Simulation Updates
For this revision, there have been more simulations for all the subcircuits. Moreover, to guarantee real-life performance, I decided to use LTspice, the simulator from “Analog Devices”/”Linear Technologies.” They already have proper models for their device portfolio, so it would be easy to use this for this project.
Hardware Updates
(1) Regulators vs. Controllers
After debugging Rev. A, I noted that at the moment, there was no IC sold in Digi key that could output over >= 2 amps with the same package. That is when I realized that voltage controllers are more upgradeable than voltage regulators. The reason is that a voltage regulator is a voltage controller WITH a power transistor and current sense mechanism. So if you want to upgrade your voltage controller power supply to handle more power, you just update the power transistor and current sense mechanism. Moreover, if you want to upgrade a voltage regulator, you hope there is an IC with the same package that meets your requirements.
Also, while designing Rev A, I realized that the final linear voltage regulator that used an LM317 could be more efficient. Since it requires at least a 3-volts difference between the input and the output. And voltage controllers can have a smaller voltage drop between their input and output
(2) Reverse Voltage Protection
This is something that was not included in Rev. A at all, and it is important.
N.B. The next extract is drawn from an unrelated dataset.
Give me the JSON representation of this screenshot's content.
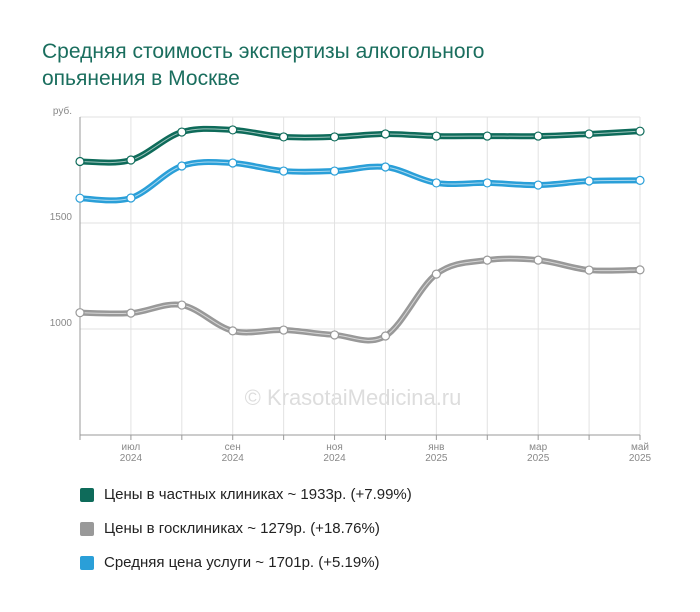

(3) Minimum voltage output
The minimum voltage output most voltage regulators can output is its internal reference voltage level. So most regulators can’t go below 1.2 Volts by themselves. And this bothers me since the reference design from Linear Technologies can be to 0 volts. Then I found this article from Texas Instruments on how to tackle this issue which is linked here . The article derives the equation shown below. \(Vout = V_{REFint} * (1+ \frac {R_{TOP}}{R_{BOT}}) - (\frac{R_{TOP}}{R_{BOT}}*V_{REFext})\) The plan would be to operate Vout normally when Vout > 2.4 Volts. But for Vout < 2.4 the Vrefext would be used to adjust the voltage instead of the resistor ratio. That scenario leads to the following equation:
\(Vout = V_{REFint} * 2 - V_{REFext}\) which practically means that the average of Vout and Vrefext has to be 1.2Volts
\[\frac{Vout+V_{REFext}}{2} = V_{REFint} = 1.2 [volts]\]So if one varies Vref from 0 to 2.4 Volts it will vary Vout from 2.4 to 0 volts.
(4) Trigger/Soft-starter
To add a trigger and soft start, I wanted to add a tap that would control Vrefext. But to make it easier for the user this tap would take an input between 0 and 1 volt to represent 0% to 100% of the voltage set. That would leave to the following equation where k is pre-gain on the Vtap.
\(Vout = V_{REFint} * (1+ \frac {R_{TOP}}{R_{BOT}}) - (\frac{R_{TOP}}{R_{BOT}}*k*V_{tap})\) So to simplify the equation,
\(Vref*(1 + \frac{R_{TOP}}{R_{BOT}} )= \frac{R_{TOP}}{R_{BOT}} * k\) if we solve for k
\[k = Vref * (\frac{R_{BOT}}{R_{TOP}} + 1)\](5) Sense ports
Sense ports were added to take into account the voltage drop on the wires.